Leticia (Lettice and lovage)
Peter Shaffer (1987). Versión de Concha Alonso. Intérpretes: Amparo Baró, Alberto Merelles, Flavia Pérez de Castro, María Fernanda d'Ocón, Manolo Andrés. Vestuario: Yvonne Blake. Escenografía: Ramón Sánchez Prats. Dirección: Manuel Collado.Teatro Marquina. Madrid. 6 de noviembre.
Filosofía doméstica
Con esta obra de 19871 Lettice and lovage (lovage es una planta, llamada aquí perejil de amor, a la que se atribuyen virtudes estimulantes), hay escasas dudas de que Peter Shaffer es un buen manipulador, con algunas tendencias de filosofía doméstica.Por ejemplo, la creencia común de que lo nuevo es feo, de que el mundo ideal se quedó atrás para siempre -por ejemplo, la Inglaterra gris nacería a partir de la decapitación de Carlos I- y de que nos aplasta la comercialidad. Una idea muy frecuente de una época ya bastante pasada cuando se escribía esta obra (se centró en Francia, en Giraudoux, en la generación de los poéticos como Supervielle; aquí tuvo rasgos en algún Mihura): un libertarismo, una anarquía de las que tanto gusta la burguesía bien ordenada. A base de un teatro con efectos, con personajes queridos y simples, al estilo de La loca de Chaillot, con trajes y lugares exóticos, con la teatralidad de las réplicas, las preparaciones de los fines de acto, la esperanza de una acción de todos que nos llegue a liberar de la burocracia, la arquitectura de serie, el miedo urbano.
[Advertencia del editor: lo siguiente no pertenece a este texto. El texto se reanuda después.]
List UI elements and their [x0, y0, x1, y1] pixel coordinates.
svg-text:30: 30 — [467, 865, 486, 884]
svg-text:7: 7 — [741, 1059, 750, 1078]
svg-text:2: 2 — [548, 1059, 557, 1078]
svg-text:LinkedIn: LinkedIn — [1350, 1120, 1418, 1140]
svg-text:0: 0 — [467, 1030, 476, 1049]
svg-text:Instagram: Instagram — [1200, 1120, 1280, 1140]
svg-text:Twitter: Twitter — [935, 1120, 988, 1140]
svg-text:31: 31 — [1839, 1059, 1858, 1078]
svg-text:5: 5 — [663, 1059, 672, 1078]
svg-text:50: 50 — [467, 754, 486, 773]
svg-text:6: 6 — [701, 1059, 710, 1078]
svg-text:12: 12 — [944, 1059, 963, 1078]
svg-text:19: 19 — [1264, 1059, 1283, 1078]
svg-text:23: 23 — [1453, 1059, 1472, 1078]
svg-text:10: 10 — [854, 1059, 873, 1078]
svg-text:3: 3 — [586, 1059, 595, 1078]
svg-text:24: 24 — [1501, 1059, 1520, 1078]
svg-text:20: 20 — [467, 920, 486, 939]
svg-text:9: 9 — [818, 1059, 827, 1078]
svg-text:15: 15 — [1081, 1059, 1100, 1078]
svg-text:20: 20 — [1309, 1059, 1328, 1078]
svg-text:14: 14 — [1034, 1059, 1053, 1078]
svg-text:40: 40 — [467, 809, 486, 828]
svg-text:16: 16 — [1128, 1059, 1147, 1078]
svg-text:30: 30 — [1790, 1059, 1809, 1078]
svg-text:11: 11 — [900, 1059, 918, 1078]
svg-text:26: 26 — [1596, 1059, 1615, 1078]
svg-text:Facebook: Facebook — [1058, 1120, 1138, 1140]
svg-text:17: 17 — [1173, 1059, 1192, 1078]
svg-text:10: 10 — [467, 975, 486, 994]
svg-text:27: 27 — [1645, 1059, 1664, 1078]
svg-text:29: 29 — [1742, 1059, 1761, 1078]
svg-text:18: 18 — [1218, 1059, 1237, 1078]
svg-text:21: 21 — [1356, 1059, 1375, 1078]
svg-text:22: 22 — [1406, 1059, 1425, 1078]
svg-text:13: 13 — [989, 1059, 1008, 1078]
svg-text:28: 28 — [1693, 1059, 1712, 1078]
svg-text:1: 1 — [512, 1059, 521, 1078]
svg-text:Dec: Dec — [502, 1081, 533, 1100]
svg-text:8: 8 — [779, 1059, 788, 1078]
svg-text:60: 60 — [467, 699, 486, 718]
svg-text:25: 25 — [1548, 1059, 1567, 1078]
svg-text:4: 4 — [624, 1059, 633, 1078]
Nada es más venerado hoy que ese tipo de pensamiento, a condición de que no se cumpla y de que dé risa por medio de los personajes raros y de su comicidad.
Shaffer siempre se ha movido en el enfrentamiento entre los libertarios y los ordenados -el mejor ejemplo, el de Wolfgang Amadeus Mozart y Antonio Salieri, llevado a la pantalla por el director de cine Milos Forman, y que tanto ha perjudicado a la realidad y tan popular ha hecho a Mozart entre los ignorantes que le suponían desordenado, travieso y en plena furia de acoso sexual; no le habrán oído nunca-; aquí hay dos personajes paralelos, Leticia y Lotte, sin más oposición que la necesaria para producir de cuando en cuando los necesarios choques teatrales; son, en realidad, uno sólo.
El director Manuel Collado ha decidido que las dos actrices que los representan, María Fernanda d'Ocón y Amparo Baró, alternen sus papeles: además de una justicia distributiva para estas actrices, ha tenido en mente que entre las dos hacen un monólogo partido, aunque el personaje de Leticia se lleve el éxito más fácil porque su nombre está en el título y porque siempre la parte extravagante, vestida de forma estrafalaria y que canta la canción de la libertad, por arcaica que sea, tiene la mejor parte del éxito.
Aplausos equitativos
En el estreno, el público, conocedor del teatro (sobre todo, profesional), sabe de sobra el valor de las dos actrices, el partido que sacan de los dos personajes la manera en que se conjuntan, y entregó a las dos sus aplausos equitativos, aunque el brillo circunstancial estuviese de parte de Amparo Baró, que en esta ocasión parecía como poseída por el espíritu de Isabel Garcés.Compartió con ellas el éxito el actor Manolo Andrés en una breve intervención; la traductora, que había dado una versión limpia, y el escenógrafo, que había creado unos artilugios escénicos bastante útiles.